I'd like to describe the symmetry of the ground state of $N_2$ in the higher symmetry groups like $D_{3h}$ and $D_{\infty h}$.
In this answer the topic is covered very good, but only for $D_{2h}$ point group, where $N_2$ orbitals are described by the irreducible representations like this:
$$\begin{array}{cccc} \hline \mathrm{s} & \mathrm{p}_x & \mathrm{p}_y & \mathrm{p}_z \\ \hline \mathrm{A_{g}} & \mathrm{B_{3u}} & \mathrm{B_{2u}} & \mathrm{B_{1u}} \\ \hline \end{array}$$
But, when I have a look at character tables for $D_{3h}$ and $D_{\infty h}$, there are no irreducible representations with basis functions $x$ and $y$ as can be seen below.
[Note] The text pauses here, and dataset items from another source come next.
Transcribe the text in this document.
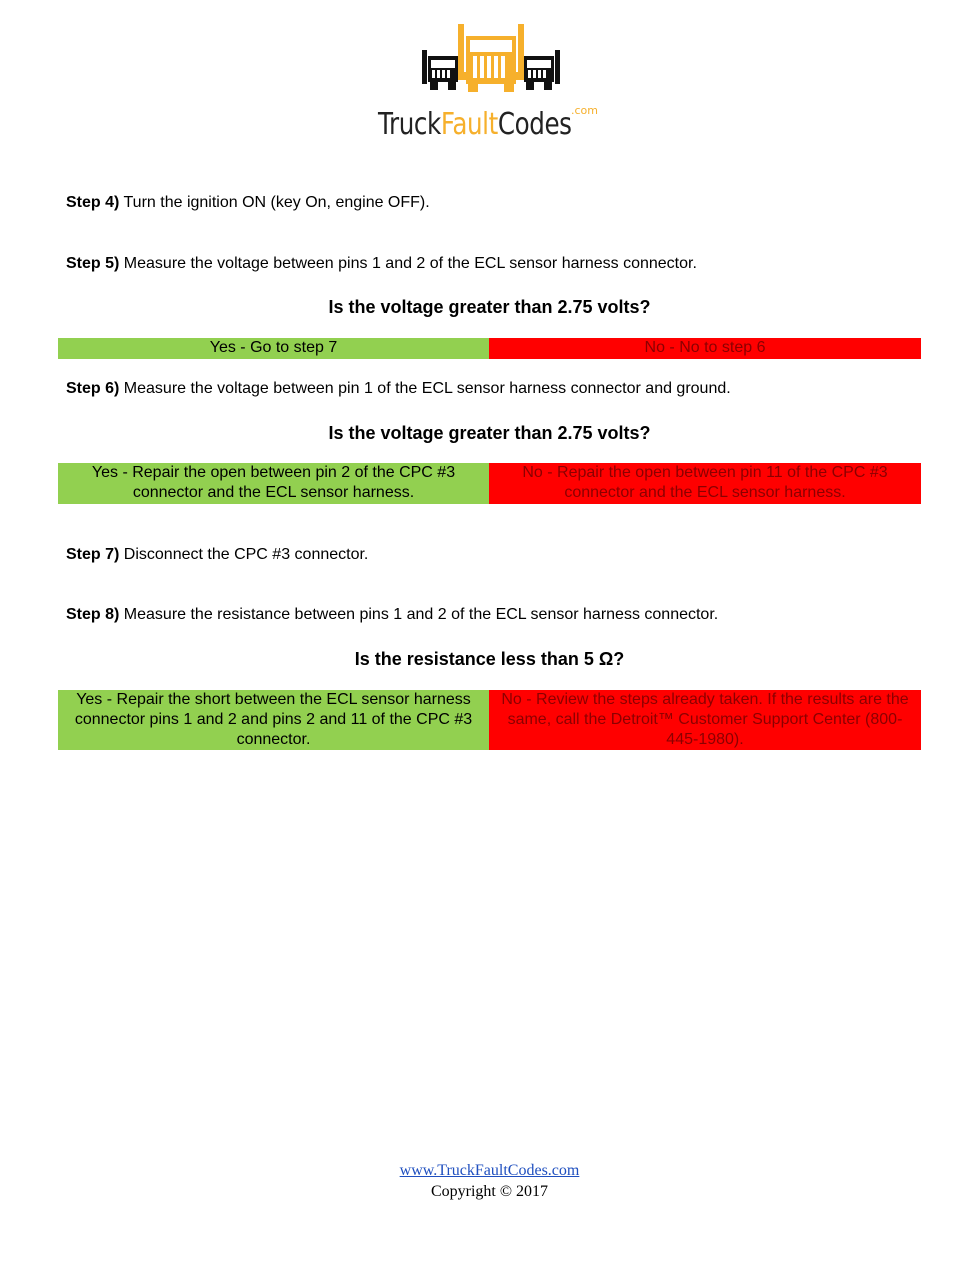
TruckFaultCodes .com
Step 4) Turn the ignition ON (key On, engine OFF).
Step 5) Measure the voltage between pins 1 and 2 of the ECL sensor harness connector.
Is the voltage greater than 2.75 volts?
Yes - Go to step 7	No - No to step 6
Step 6) Measure the voltage between pin 1 of the ECL sensor harness connector and ground.
Is the voltage greater than 2.75 volts?
Yes - Repair the open between pin 2 of the CPC #3 connector and the ECL sensor harness.
No - Repair the open between pin 11 of the CPC #3 connector and the ECL sensor harness.
Step 7) Disconnect the CPC #3 connector.
Step 8) Measure the resistance between pins 1 and 2 of the ECL sensor harness connector.
Is the resistance less than 5 Ω?
Yes - Repair the short between the ECL sensor harness connector pins 1 and 2 and pins 2 and 11 of the CPC #3 connector.
No - Review the steps already taken. If the results are the same, call the Detroit™ Customer Support Center (800-445-1980).
www.TruckFaultCodes.com
Copyright © 2017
So, how am I supposed to describe the symmetry of the $p_x$ and $p_y$ orbitals to be able to represent the symmetry of the whole system subsequently?
My attempt
I've tried to describe the symmetry of $p_x$ in $D_{3h}$ like this:
$$ \begin{array}{cccccc} \hline E & 2C_3(z) & 3C^{'}_{2} & \sigma_h(xy) & 2S_3 & 3\sigma_v\\ \hline 1 & 0 & -1 & 1 & 0 & 0\\ \hline \end{array} $$
Having this reducible representation, I've tried to identify needed irreducible representation using the reduction formula described here:
$$ a_i = \frac{1}{h}\sum_Q N\cdot \chi(R)_Q \cdot \chi_i(R)_Q $$
For the first IR I'm getting the following result
$$ a_{A^{'}_1} = \frac{1}{12}\left[ 1\cdot1\cdot1 + 0 + 3\cdot(-1)\cdot1 + 1\cdot1\cdot1 + 0 + 0 \right] = -\frac{1}{12}, $$
which doesn't maky any sense, as it should be an integer, if I understand it well.
What am I doing wrong here? Is my reducible representation incorrect or does the formula not apply in this situation?